When he returned from Iraq, family members noticed a difference in him: he was more alert and not himself. “I used to joke around a lot. When I got back, I was all business, Army mode. I was what the Army had trained me to be. One of the biggest problems when we come home is people saying or thinking, ‘There’s nothing wrong with you. Get on with your life.’”
He and his wife divorced in March of 2005, and he was fired from his job because of his symptoms.
After his discharge from the military, J.C. was required to sign in with the local VA. He knows his PSTD is not going away: “We have it for the rest of our lives. It sucks, but that’s the way it is.”
A weekly support group at his local VA has played a major role in his post-military life. It’s run by veterans with a coordinator. Ten to 14 veterans show up for the weekly meetings. Each has a phone roster and can call anyone on the list and know that regardless if it’s 3 a.m., that person will be responsive.

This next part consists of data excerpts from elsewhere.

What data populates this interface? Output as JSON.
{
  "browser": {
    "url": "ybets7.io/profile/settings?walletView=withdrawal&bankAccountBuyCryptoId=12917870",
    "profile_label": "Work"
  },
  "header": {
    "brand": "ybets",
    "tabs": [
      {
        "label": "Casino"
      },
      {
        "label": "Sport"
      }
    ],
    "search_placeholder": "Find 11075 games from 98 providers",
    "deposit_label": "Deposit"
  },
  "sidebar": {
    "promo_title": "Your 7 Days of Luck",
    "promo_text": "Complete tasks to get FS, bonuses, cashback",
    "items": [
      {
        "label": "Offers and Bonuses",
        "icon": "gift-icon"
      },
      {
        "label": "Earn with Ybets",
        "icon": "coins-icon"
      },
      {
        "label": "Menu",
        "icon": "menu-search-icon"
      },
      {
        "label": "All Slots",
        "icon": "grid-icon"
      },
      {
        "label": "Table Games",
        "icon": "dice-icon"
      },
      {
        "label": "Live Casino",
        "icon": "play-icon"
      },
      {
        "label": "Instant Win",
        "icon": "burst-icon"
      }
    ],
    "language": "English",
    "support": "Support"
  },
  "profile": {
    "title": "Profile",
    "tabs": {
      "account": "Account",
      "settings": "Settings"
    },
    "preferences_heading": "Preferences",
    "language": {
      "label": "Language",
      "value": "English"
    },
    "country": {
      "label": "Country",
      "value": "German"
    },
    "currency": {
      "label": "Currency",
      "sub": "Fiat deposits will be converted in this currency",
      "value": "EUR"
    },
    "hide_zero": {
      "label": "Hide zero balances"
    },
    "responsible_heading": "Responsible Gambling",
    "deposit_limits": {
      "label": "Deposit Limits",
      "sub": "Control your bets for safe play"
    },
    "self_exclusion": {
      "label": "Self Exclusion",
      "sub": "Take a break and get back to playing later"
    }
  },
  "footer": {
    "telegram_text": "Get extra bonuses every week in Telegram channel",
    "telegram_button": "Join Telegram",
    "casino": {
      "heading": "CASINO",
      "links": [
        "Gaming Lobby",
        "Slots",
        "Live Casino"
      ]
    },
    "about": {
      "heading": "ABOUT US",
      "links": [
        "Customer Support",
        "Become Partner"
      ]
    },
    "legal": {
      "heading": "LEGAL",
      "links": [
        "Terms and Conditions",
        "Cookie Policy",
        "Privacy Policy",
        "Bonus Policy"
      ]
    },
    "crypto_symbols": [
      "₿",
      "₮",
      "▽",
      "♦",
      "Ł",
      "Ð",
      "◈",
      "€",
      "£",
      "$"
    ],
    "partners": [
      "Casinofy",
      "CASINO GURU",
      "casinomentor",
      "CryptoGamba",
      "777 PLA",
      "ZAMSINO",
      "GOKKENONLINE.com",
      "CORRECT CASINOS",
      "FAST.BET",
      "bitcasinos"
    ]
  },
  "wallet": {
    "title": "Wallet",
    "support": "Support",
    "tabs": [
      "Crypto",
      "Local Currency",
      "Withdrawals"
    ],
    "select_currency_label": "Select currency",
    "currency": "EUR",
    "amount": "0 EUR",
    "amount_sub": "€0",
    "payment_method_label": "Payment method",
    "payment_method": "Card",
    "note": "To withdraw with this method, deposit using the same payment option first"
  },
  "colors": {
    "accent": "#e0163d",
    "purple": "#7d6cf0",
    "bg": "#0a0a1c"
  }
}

There is no note taking in the meetings and what is said in the meetings stays in the meetings. When they check in each week, all a veteran needs to say is “I need to have the floor,” and there is no limit to the time devoted to him or her.
In JC’s time with the group, there has only been one suicide. He says, ”With the high rate of veteran suicide (an average of 22 per day), our record shows that the group does work, but losing even one is one too many.”
E.M. and J.C. bear the cross every day of their lives.